Nootka Selections 1899 — Nuu-chah-nulth Scripture (Canada)
Overview
Nootka Selections 1899 is 4-book scripture portions in the Nuu-chah-nulth language of Vancouver Island, British Columbia, Canada, published by the British & Foreign Bible Society (BFBS) in 1899 and available via YouVersion/Bible.com (ID 3800). This historical translation was produced using the name Nootka — the external designation that European explorers and traders applied to the people and their language from the late 18th century onward, originating from a misunderstanding during Captain Cook's 1778 visit to Nootka Sound. The community's own self-designation is Nuu-chah-nulth ("people who live along the mountains and sea"), adopted formally in the 1970s. The 1899 scripture portions represent one of the earliest published Bible texts for any Pacific Northwest Indigenous language, reflecting late 19th-century Protestant missionary and Bible Society activity on the British Columbia coast.
Language and People
Nuu-chah-nulth (ISO 639-3: nuk; historical name: Nootka) is a Wakashan language: Wakashan → Southern Wakashan branch (also called Nootkan). The Wakashan family includes two closely related branches: Northern Wakashan (Heiltsuk, Kwakwala/Kwak'wala, Oowekyala, Haisla) and Southern Wakashan (Nuu-chah-nulth, Ditidaht, Makah). The Southern Wakashan/Nootkan languages are spoken on Vancouver Island and the Olympic Peninsula (Makah in Washington State, USA). The Wakashan family is a language isolate — not related to any other recognized language family.

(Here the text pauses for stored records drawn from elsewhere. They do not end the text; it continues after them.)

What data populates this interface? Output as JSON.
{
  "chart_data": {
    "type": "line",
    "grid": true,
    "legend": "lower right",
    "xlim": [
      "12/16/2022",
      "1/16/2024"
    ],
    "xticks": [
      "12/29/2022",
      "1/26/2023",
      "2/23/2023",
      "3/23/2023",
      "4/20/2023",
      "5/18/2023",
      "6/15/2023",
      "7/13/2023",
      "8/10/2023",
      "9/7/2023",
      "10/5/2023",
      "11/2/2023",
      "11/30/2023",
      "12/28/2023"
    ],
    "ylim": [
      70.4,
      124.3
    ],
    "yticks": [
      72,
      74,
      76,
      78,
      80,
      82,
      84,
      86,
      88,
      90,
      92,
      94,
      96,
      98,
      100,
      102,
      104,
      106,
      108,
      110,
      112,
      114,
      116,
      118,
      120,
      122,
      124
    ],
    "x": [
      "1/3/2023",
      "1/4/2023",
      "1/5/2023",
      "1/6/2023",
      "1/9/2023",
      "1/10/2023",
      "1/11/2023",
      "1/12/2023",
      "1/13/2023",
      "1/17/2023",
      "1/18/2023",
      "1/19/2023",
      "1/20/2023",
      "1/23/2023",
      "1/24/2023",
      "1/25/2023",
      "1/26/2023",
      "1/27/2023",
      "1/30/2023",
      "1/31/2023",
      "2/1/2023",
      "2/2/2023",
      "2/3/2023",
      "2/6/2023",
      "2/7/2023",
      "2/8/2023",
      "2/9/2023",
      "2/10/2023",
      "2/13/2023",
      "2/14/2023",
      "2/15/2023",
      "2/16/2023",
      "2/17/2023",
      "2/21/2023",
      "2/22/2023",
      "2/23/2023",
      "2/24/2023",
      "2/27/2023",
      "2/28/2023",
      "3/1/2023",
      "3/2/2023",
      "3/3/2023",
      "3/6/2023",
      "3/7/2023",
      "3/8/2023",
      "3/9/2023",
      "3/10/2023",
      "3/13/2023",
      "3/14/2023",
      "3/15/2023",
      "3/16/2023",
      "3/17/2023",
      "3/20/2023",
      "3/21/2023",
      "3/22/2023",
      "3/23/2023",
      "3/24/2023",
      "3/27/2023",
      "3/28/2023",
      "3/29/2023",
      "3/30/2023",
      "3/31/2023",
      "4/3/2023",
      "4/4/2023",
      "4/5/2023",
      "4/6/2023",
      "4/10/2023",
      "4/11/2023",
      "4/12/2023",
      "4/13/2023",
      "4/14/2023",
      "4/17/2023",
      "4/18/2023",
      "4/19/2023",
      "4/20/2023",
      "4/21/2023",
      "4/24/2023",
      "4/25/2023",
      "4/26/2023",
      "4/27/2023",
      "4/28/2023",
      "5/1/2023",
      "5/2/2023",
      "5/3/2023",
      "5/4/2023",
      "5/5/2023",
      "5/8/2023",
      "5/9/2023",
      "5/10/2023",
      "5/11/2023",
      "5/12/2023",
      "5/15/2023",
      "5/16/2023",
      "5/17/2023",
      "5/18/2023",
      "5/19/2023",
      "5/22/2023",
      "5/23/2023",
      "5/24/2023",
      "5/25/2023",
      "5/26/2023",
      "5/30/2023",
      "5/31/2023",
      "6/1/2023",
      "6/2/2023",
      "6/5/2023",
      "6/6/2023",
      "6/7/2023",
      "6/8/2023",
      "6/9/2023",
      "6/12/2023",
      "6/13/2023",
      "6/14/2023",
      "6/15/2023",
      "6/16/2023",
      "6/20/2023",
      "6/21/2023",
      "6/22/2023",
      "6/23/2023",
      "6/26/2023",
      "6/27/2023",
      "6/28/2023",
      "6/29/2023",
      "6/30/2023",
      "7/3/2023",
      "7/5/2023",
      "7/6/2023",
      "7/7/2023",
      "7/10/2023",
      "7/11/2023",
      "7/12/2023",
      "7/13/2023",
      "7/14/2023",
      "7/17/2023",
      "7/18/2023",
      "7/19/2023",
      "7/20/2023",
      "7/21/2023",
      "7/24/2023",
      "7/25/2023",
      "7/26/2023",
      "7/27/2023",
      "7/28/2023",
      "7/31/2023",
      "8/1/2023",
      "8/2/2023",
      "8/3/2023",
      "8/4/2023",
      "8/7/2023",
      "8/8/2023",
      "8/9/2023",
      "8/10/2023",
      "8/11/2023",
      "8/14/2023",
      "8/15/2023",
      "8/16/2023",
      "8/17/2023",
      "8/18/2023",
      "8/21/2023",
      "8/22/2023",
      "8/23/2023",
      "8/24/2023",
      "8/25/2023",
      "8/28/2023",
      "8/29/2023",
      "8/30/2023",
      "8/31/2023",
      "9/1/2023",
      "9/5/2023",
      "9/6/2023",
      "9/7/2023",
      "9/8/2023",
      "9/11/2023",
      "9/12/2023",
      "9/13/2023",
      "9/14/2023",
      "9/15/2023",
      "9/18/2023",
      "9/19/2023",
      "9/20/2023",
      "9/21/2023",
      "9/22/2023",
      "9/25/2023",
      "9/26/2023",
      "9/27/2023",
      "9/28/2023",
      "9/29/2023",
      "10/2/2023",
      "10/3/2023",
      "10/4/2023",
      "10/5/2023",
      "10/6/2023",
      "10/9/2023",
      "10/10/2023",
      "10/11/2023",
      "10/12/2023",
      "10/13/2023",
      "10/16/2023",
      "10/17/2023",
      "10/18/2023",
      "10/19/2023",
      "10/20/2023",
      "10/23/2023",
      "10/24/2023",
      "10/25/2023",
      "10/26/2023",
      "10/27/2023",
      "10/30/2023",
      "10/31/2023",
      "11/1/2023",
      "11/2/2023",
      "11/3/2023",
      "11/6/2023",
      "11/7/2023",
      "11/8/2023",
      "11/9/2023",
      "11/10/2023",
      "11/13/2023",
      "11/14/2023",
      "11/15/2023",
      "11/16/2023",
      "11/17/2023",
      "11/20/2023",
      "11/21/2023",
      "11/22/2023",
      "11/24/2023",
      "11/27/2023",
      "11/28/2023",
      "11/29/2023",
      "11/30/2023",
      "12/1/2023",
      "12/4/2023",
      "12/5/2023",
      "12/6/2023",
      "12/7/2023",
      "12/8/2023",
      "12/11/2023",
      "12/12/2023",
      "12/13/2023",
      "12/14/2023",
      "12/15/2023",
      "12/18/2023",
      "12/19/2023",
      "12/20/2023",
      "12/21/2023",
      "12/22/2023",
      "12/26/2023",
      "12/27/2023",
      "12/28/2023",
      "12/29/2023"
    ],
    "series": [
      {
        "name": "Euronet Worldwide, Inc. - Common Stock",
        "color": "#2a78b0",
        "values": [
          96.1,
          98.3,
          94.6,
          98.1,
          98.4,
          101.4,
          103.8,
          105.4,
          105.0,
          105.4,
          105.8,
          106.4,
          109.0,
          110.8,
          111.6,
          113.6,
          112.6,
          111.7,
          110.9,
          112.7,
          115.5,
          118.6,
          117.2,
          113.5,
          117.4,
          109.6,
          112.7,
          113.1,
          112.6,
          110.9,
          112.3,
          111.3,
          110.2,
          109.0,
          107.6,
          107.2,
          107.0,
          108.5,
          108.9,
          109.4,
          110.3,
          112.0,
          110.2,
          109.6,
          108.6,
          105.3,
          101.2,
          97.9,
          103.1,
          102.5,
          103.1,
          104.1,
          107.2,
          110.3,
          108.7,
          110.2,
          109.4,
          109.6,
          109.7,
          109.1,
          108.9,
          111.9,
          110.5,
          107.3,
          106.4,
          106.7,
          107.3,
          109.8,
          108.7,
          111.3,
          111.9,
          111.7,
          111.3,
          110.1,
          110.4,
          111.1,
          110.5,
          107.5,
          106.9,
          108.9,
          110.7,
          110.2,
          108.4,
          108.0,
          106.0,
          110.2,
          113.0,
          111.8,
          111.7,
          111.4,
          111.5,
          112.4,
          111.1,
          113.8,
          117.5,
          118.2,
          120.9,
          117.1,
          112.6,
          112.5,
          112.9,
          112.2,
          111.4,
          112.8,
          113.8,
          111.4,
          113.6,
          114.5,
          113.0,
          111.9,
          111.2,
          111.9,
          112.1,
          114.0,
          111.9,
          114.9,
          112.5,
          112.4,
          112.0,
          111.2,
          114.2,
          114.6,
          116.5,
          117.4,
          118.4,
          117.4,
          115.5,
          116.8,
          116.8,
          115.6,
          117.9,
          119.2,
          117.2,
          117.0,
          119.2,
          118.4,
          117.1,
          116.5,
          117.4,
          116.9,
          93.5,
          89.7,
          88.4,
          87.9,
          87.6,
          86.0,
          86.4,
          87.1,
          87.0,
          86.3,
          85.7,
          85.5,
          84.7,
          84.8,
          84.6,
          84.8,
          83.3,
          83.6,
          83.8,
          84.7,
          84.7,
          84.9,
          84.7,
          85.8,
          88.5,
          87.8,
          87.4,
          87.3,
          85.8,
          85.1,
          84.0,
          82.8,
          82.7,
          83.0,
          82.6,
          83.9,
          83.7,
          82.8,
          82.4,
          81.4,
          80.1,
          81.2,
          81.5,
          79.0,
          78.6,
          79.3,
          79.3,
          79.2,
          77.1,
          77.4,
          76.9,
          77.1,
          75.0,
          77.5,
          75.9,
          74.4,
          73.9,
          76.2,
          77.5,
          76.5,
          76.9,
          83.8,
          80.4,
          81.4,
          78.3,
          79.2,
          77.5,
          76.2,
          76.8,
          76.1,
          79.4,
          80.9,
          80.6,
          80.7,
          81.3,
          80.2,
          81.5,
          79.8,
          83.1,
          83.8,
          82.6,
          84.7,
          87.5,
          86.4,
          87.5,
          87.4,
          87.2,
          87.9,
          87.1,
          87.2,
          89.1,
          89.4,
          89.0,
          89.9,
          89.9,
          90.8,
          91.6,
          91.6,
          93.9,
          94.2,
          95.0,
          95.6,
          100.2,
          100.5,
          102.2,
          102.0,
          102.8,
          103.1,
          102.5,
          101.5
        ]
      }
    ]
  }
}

The Nuu-chah-nulth community inhabits:
- Western Vancouver Island, British Columbia, Canada — the exposed Pacific coast from Cape Cook in the north to Victoria area in the south
- Nootka Sound and adjacent inlets — the historically most prominent Nuu-chah-nulth territory, visited by European explorers from the 1770s onward
Estimated speakers: approximately 850–1,000 fluent speakers today (severely endangered; most remaining fluent speakers are elders; active revitalization programs are underway); the historical Nuu-chah-nulth population before European contact was estimated at ~30,000.
Cultural Context
The Nuu-chah-nulth were among the first Pacific Northwest Indigenous peoples to have sustained contact with European traders and explorers, beginning with Captain James Cook's visit to Nootka Sound in 1778. Nootka Sound became a major center of the maritime fur trade in the late 18th century. The Nuu-chah-nulth are known for their open-sea whaling tradition — one of very few Pacific Northwest peoples to hunt whales far offshore — and for their elaborate potlatch ceremonies and carved objects. The 1899 BFBS scripture portions were produced in the context of Presbyterian and Methodist missionary work on Vancouver Island, where several mission stations were active. The language is now critically endangered despite community revitalization efforts.
Publishing and Organizations
Published by the British & Foreign Bible Society (BFBS) (biblesociety.org.uk), founded 1804 in London as the world's first national Bible society. The 1899 Nootka publication is one of many historical texts produced through BFBS's 19th-century worldwide scripture distribution program.